Uitspraak
Arrest van de meervoudige kamer voor strafzaken van het gerechtshof
's-Hertogenbosch
[verdachte] ,
BESLISSING
gevangenisstrafvoor de duur van
7 (zeven) maanden.
Gerechtshof 's-Hertogenbosch
In deze zaak gaat het om een hoger beroep tegen een veroordeling voor belastingfraude. De verdachte, geboren in 1958, was feitelijk leidinggevende van een goede doelenstichting en heeft opzettelijk onjuiste aangiften omzetbelasting gedaan. De rechtbank Zeeland-West-Brabant had de verdachte op 25 januari 2018 veroordeeld tot een gevangenisstraf van 9 maanden. Na hoger beroep en een arrest van het gerechtshof op 11 september 2019, werd de straf verhoogd naar 12 maanden. De Hoge Raad vernietigde deze uitspraak op 2 maart 2021, maar alleen wat betreft de strafoplegging, en verwees de zaak terug naar het gerechtshof voor herbeoordeling van de straf.

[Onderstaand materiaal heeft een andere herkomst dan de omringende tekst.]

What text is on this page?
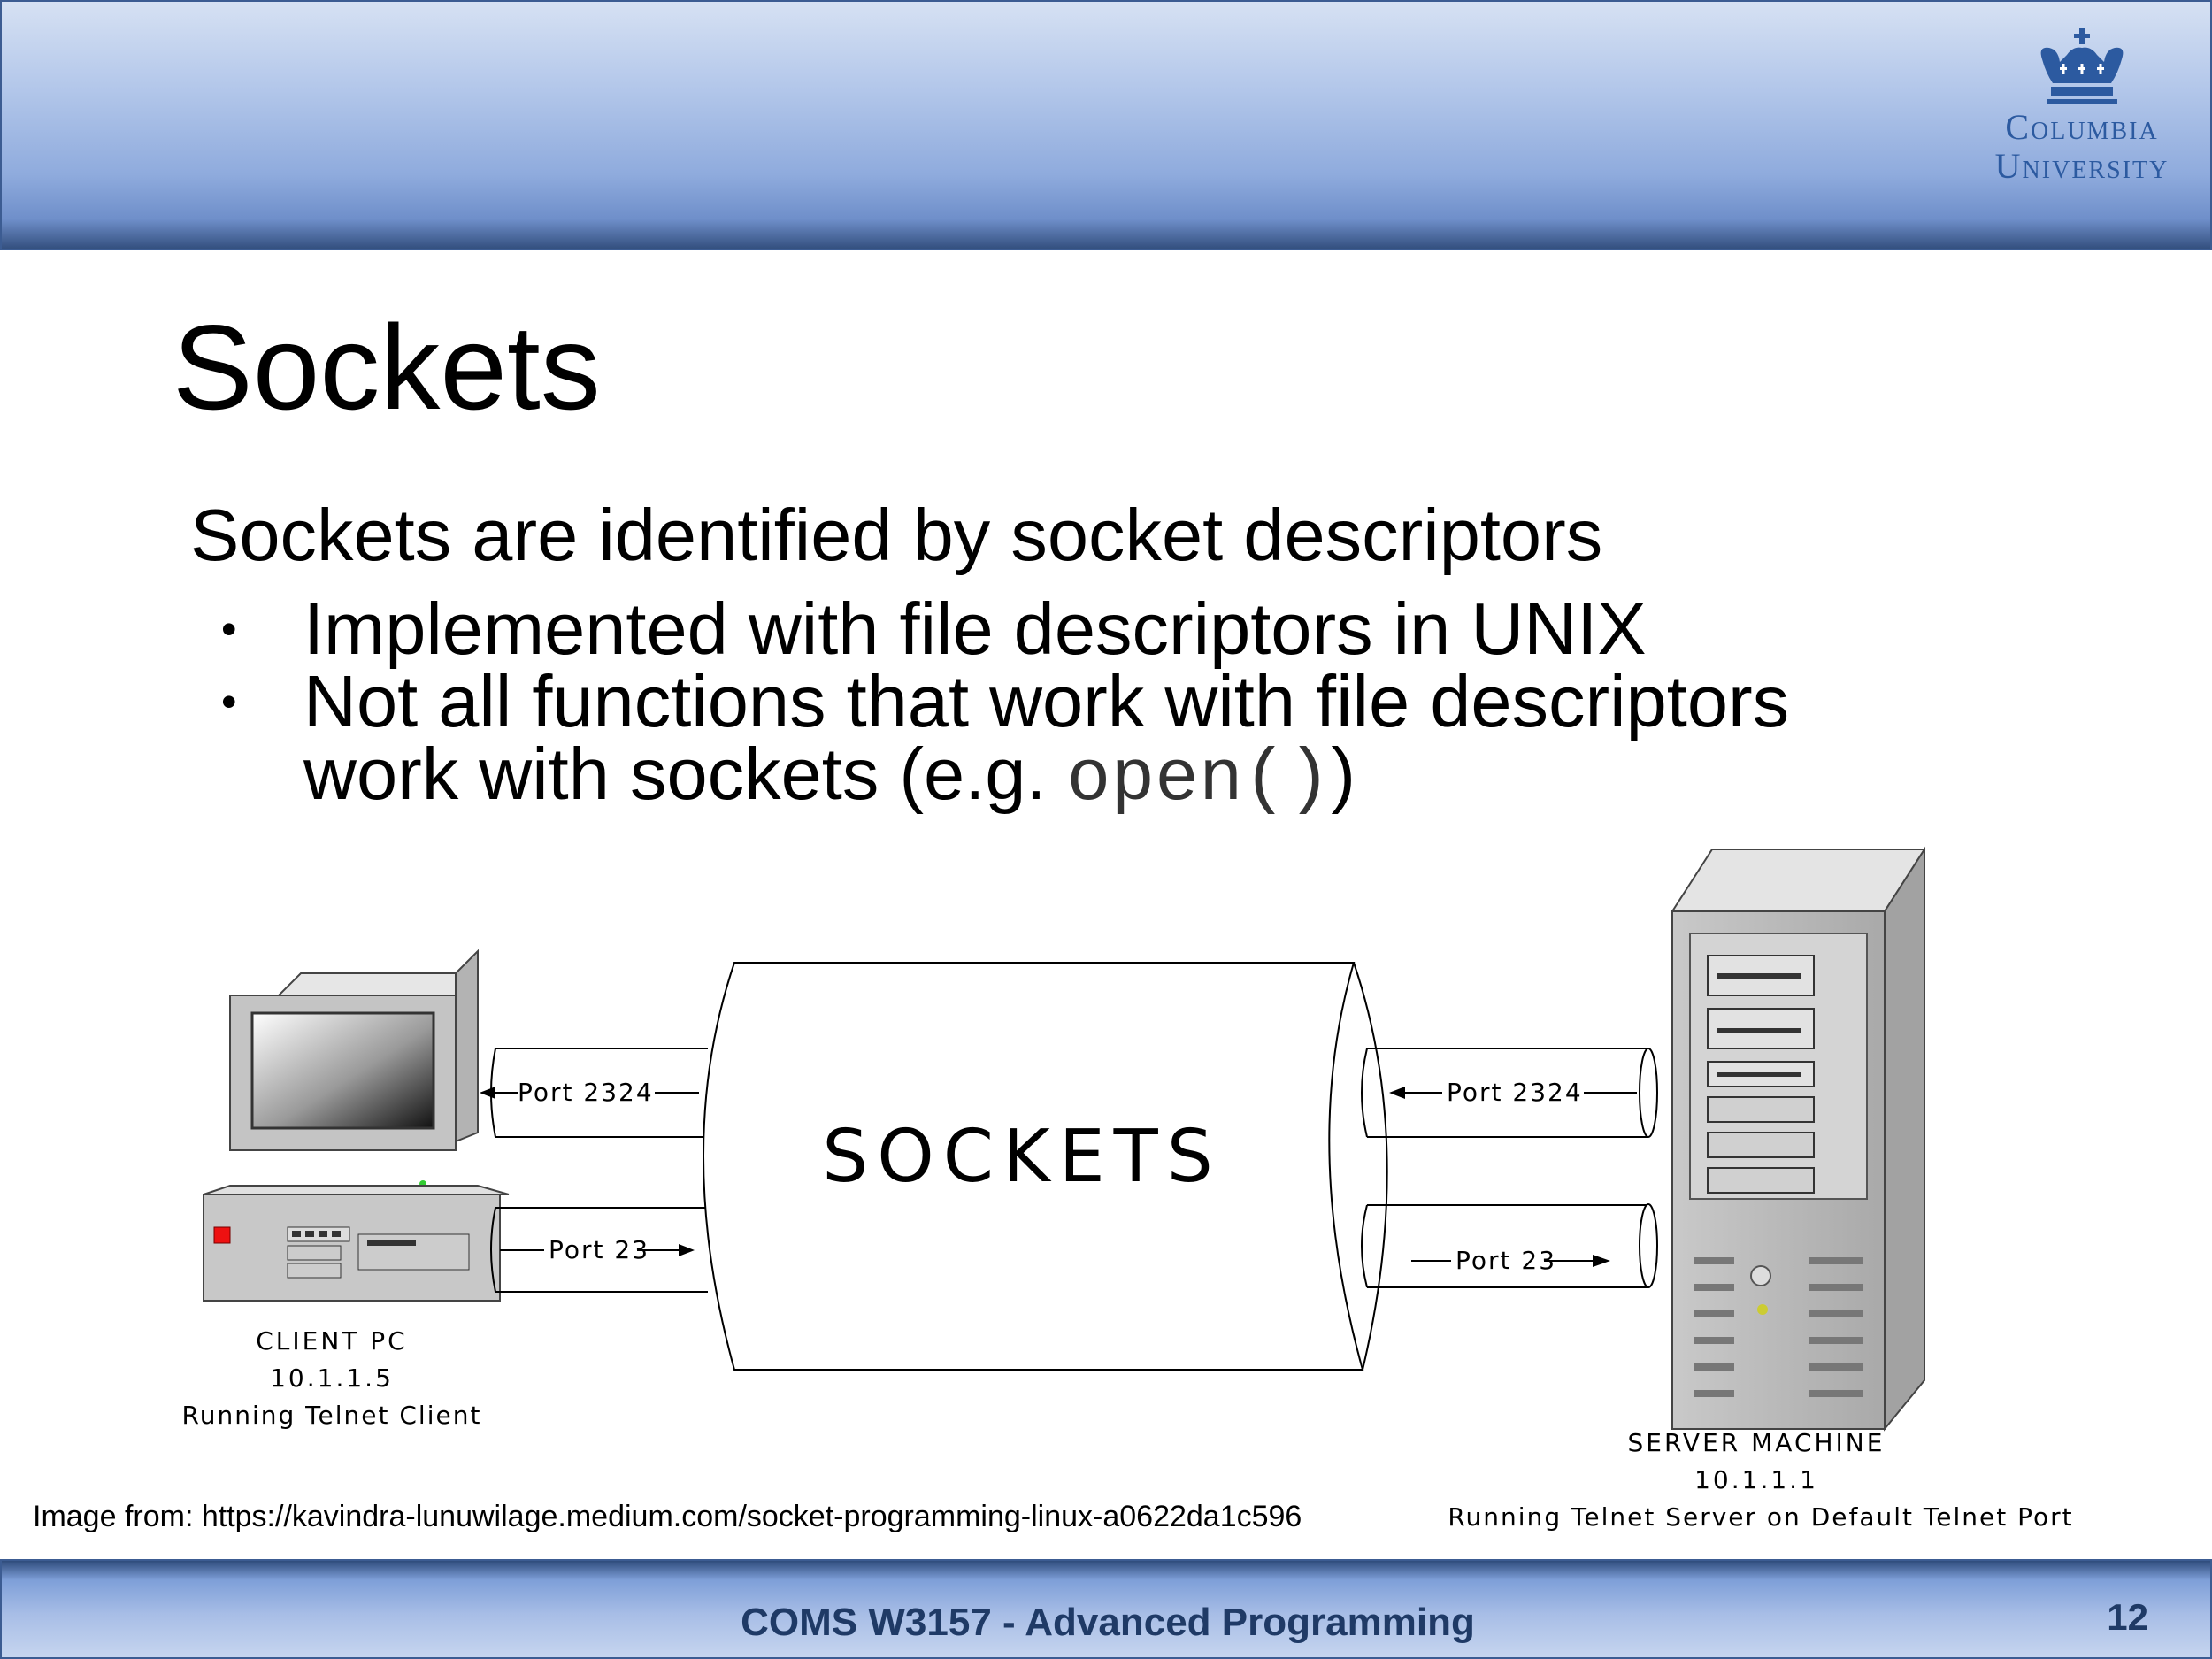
Columbia
University
Sockets
Sockets are identified by socket descriptors
• Implemented with file descriptors in UNIX
• Not all functions that work with file descriptors
work with sockets (e.g. open())
Port 2324
Port 23
SOCKETS
Port 2324
Port 23
CLIENT PC
10.1.1.5
Running Telnet Client
SERVER MACHINE
10.1.1.1
Running Telnet Server on Default Telnet Port
Image from: https://kavindra-lunuwilage.medium.com/socket-programming-linux-a0622da1c596
COMS W3157 - Advanced Programming	12
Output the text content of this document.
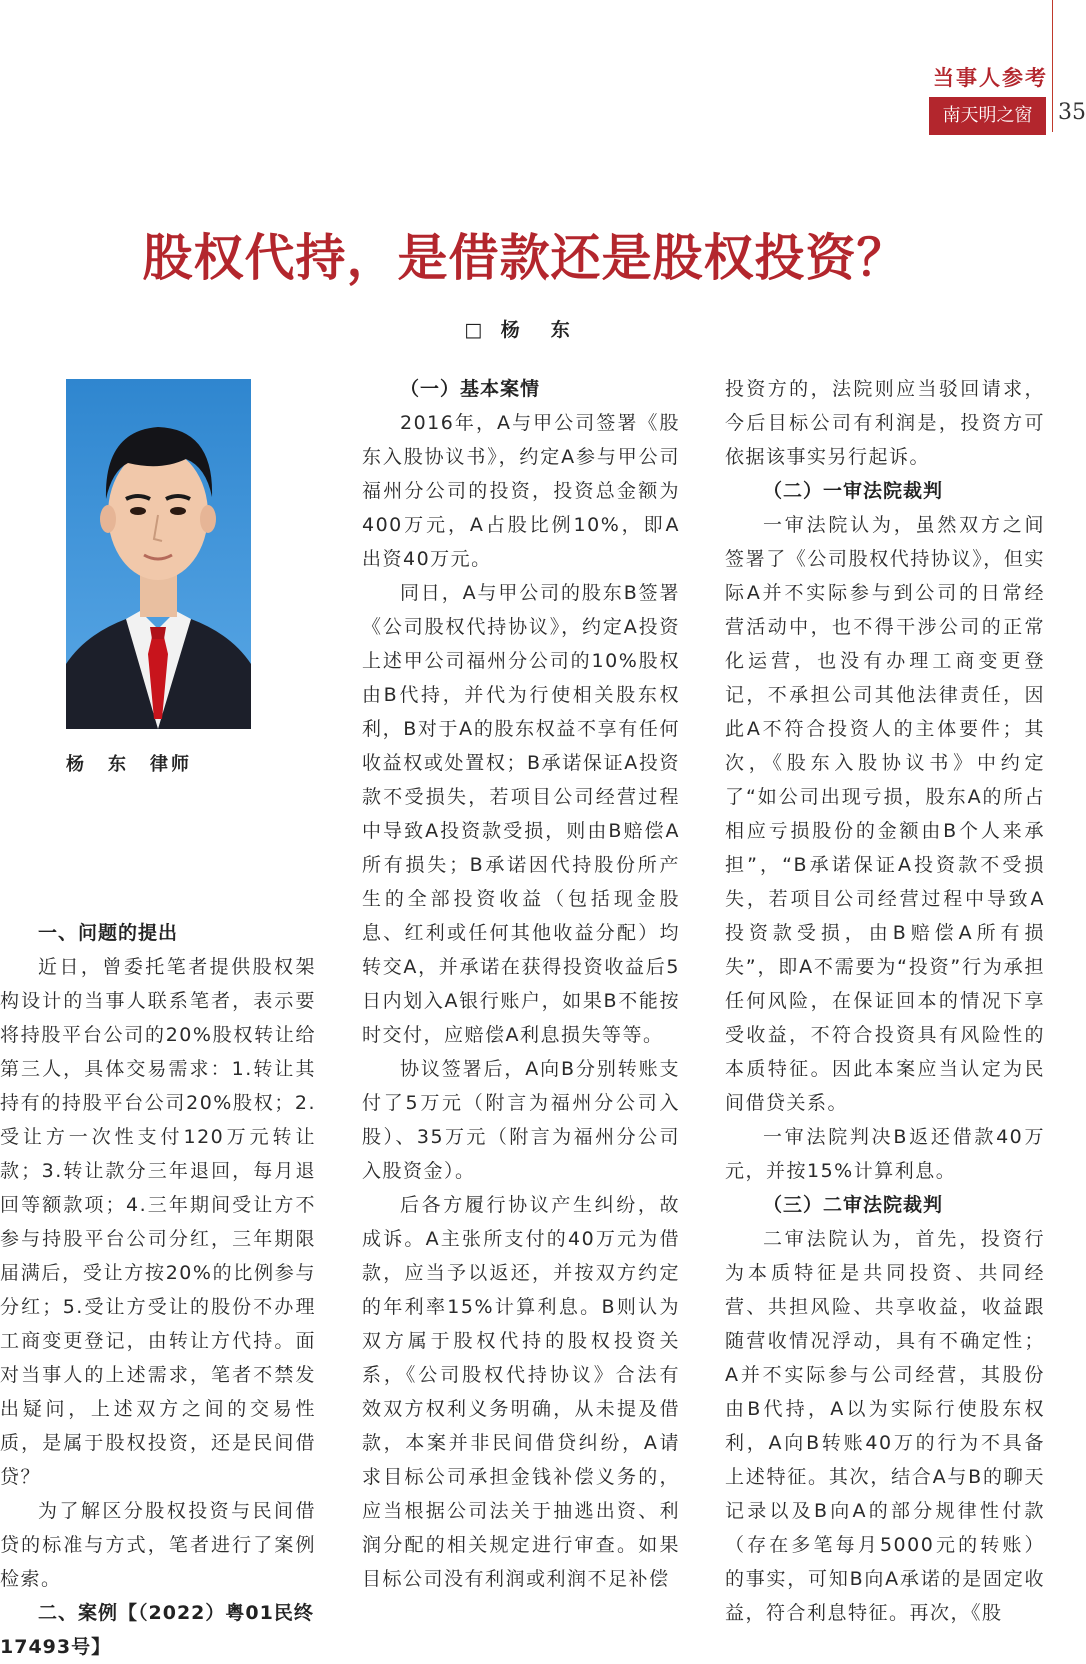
当事人参考
南天明之窗	35
股权代持，是借款还是股权投资？
□ 杨　东
杨　东　律师
一、问题的提出

近日，曾委托笔者提供股权架构设计的当事人联系笔者，表示要将持股平台公司的20%股权转让给第三人，具体交易需求：1.转让其持有的持股平台公司20%股权；2.受让方一次性支付120万元转让款；3.转让款分三年退回，每月退回等额款项；4.三年期间受让方不参与持股平台公司分红，三年期限届满后，受让方按20%的比例参与分红；5.受让方受让的股份不办理工商变更登记，由转让方代持。面对当事人的上述需求，笔者不禁发出疑问，上述双方之间的交易性质，是属于股权投资，还是民间借贷？

为了解区分股权投资与民间借贷的标准与方式，笔者进行了案例检索。

二、案例【（2022）粤01民终17493号】
（一）基本案情

2016年，A与甲公司签署《股东入股协议书》，约定A参与甲公司福州分公司的投资，投资总金额为400万元，A占股比例10%，即A出资40万元。

同日，A与甲公司的股东B签署《公司股权代持协议》，约定A投资上述甲公司福州分公司的10%股权由B代持，并代为行使相关股东权利，B对于A的股东权益不享有任何收益权或处置权；B承诺保证A投资款不受损失，若项目公司经营过程中导致A投资款受损，则由B赔偿A所有损失；B承诺因代持股份所产生的全部投资收益（包括现金股息、红利或任何其他收益分配）均转交A，并承诺在获得投资收益后5日内划入A银行账户，如果B不能按时交付，应赔偿A利息损失等等。

协议签署后，A向B分别转账支付了5万元（附言为福州分公司入股）、35万元（附言为福州分公司入股资金）。

后各方履行协议产生纠纷，故成诉。A主张所支付的40万元为借款，应当予以返还，并按双方约定的年利率15%计算利息。B则认为双方属于股权代持的股权投资关系，《公司股权代持协议》合法有效双方权利义务明确，从未提及借款，本案并非民间借贷纠纷，A请求目标公司承担金钱补偿义务的，应当根据公司法关于抽逃出资、利润分配的相关规定进行审查。如果目标公司没有利润或利润不足补偿

投资方的，法院则应当驳回请求，今后目标公司有利润是，投资方可依据该事实另行起诉。

（二）一审法院裁判

一审法院认为，虽然双方之间签署了《公司股权代持协议》，但实际A并不实际参与到公司的日常经营活动中，也不得干涉公司的正常化运营，也没有办理工商变更登记，不承担公司其他法律责任，因此A不符合投资人的主体要件；其次，《股东入股协议书》中约定了“如公司出现亏损，股东A的所占相应亏损股份的金额由B个人来承担”，“B承诺保证A投资款不受损失，若项目公司经营过程中导致A投资款受损，由B赔偿A所有损失”，即A不需要为“投资”行为承担任何风险，在保证回本的情况下享受收益，不符合投资具有风险性的本质特征。因此本案应当认定为民间借贷关系。

一审法院判决B返还借款40万元，并按15%计算利息。

（三）二审法院裁判

二审法院认为，首先，投资行为本质特征是共同投资、共同经营、共担风险、共享收益，收益跟随营收情况浮动，具有不确定性；A并不实际参与公司经营，其股份由B代持，A以为实际行使股东权利，A向B转账40万的行为不具备上述特征。其次，结合A与B的聊天记录以及B向A的部分规律性付款（存在多笔每月5000元的转账）的事实，可知B向A承诺的是固定收益，符合利息特征。再次，《股
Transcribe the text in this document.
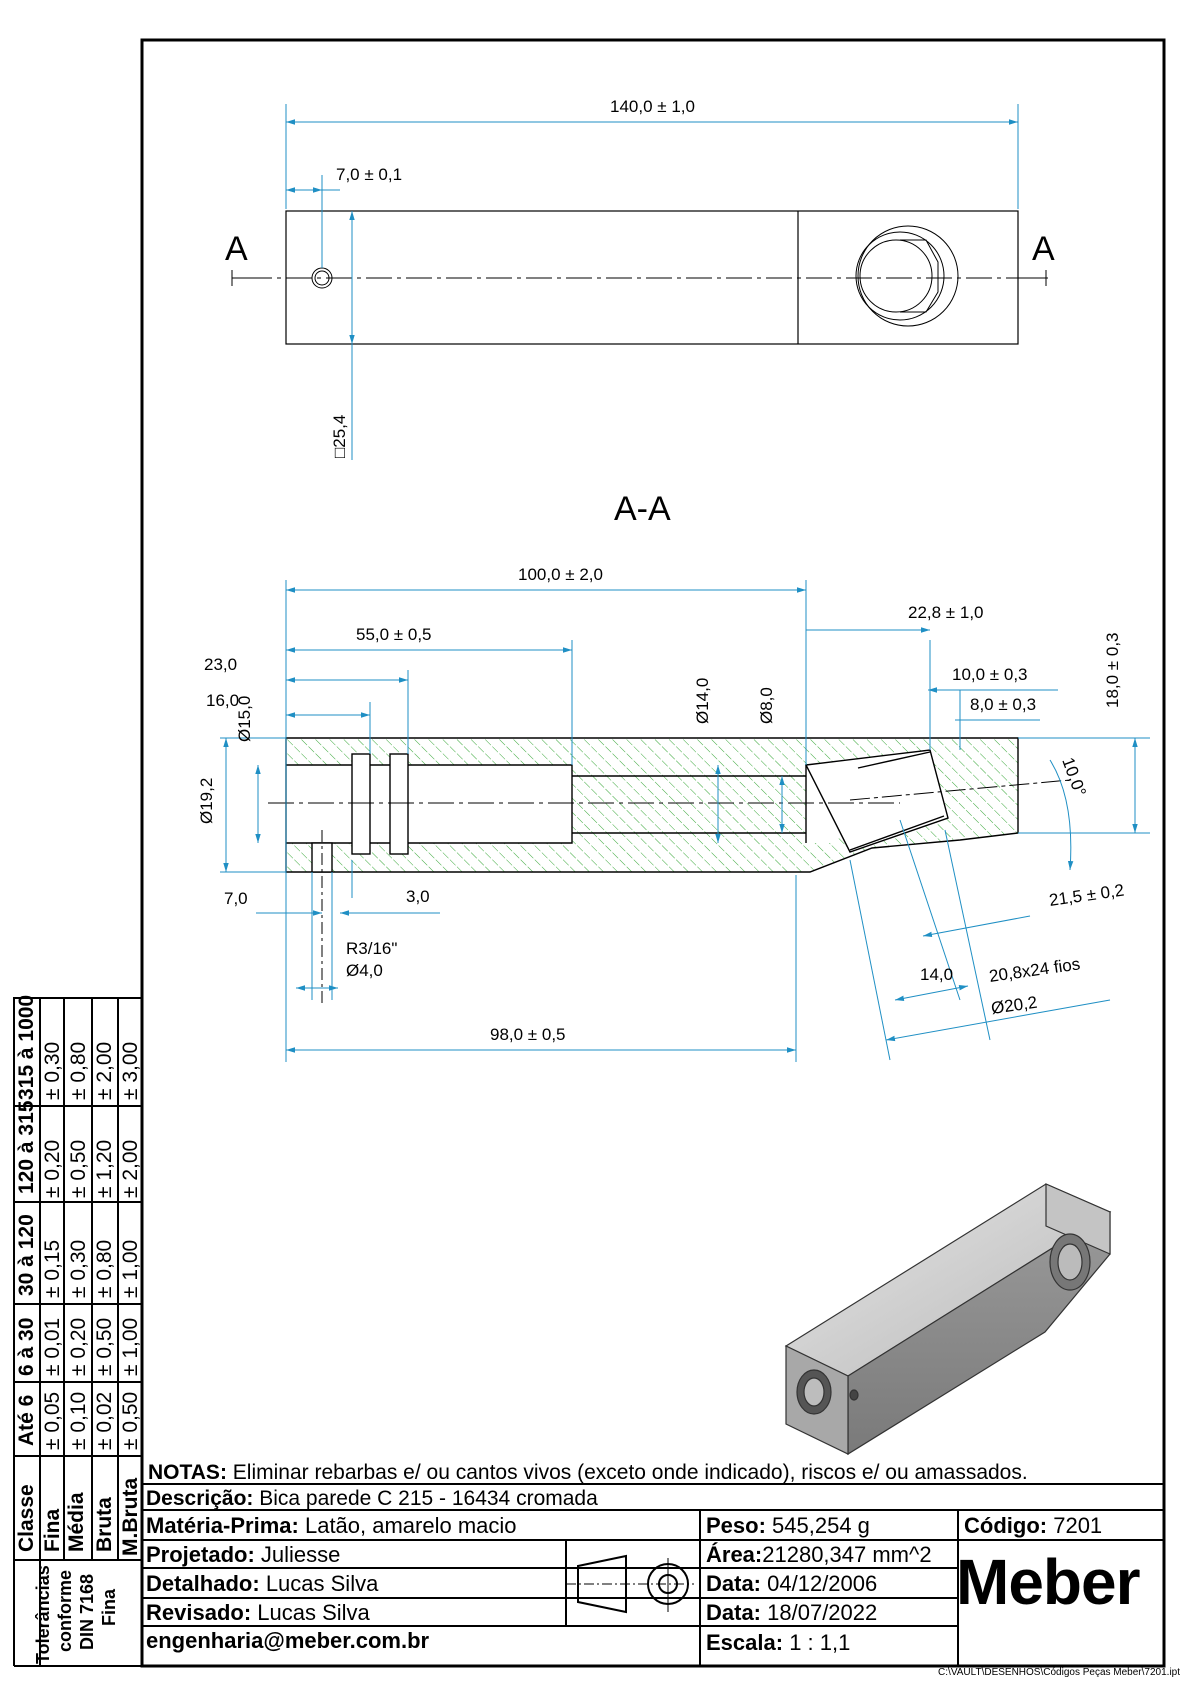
A	A
140,0 ± 1,0
7,0 ± 0,1
□25,4
A-A
100,0 ± 2,0
55,0 ± 0,5
23,0
16,0
Ø15,0
Ø19,2
Ø14,0	Ø8,0
22,8 ± 1,0
10,0 ± 0,3
8,0 ± 0,3	18,0 ± 0,3
10,0°
21,5 ± 0,2
7,0	3,0
R3/16"
Ø4,0	14,0 20,8x24 fios
Ø20,2
98,0 ± 0,5
Classe
Até 6
6 à 30
30 à 120
120 à 315
315 à 1000
Fina
± 0,05
± 0,01
± 0,15
± 0,20
± 0,30
Média
± 0,10
± 0,20
± 0,30
± 0,50
± 0,80
Bruta
± 0,02
± 0,50
± 0,80
± 1,20
± 2,00
M.Bruta
± 0,50
± 1,00
± 1,00
± 2,00
± 3,00
Tolerâncias conforme DIN 7168 Fina
NOTAS: Eliminar rebarbas e/ ou cantos vivos (exceto onde indicado), riscos e/ ou amassados.
Descrição: Bica parede C 215 - 16434 cromada
Matéria-Prima: Latão, amarelo macio	Peso: 545,254 g	Código: 7201
Projetado: Juliesse	Área:21280,347 mm^2
Detalhado: Lucas Silva	Data: 04/12/2006
Revisado: Lucas Silva	Data: 18/07/2022
engenharia@meber.com.br	Escala: 1 : 1,1
Meber
C:\VAULT\DESENHOS\Códigos Peças Meber\7201.ipt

Tijdens de zittingen in hoger beroep heeft het hof de vordering van de advocaat-generaal gehoord, die een taakstraf en een voorwaardelijke gevangenisstraf eiste. De verdediging steunde deze vordering. Het hof heeft echter geconcludeerd dat de ernst van de feiten en de betrokken gemeenschapsbelangen een zwaardere straf vereisen. De verdachte had in de periode van 2011 tot 2016 in totaal 22 onjuiste aangiften gedaan, wat leidde tot een belastingnadeel van € 147.968,00. Het hof heeft vastgesteld dat de verdachte niet volledig openheid van zaken heeft gegeven en dat hij zijn gedrag niet erkent.
Uiteindelijk heeft het hof het vonnis van de rechtbank vernietigd en de verdachte veroordeeld tot een gevangenisstraf van 7 maanden. Het hof heeft hierbij rekening gehouden met de ernst van de feiten, de persoonlijke omstandigheden van de verdachte en de noodzaak van normhandhaving in belastingzaken. De beslissing is gegrond op de relevante artikelen van de Algemene wet inzake rijksbelastingen en het Wetboek van Strafrecht.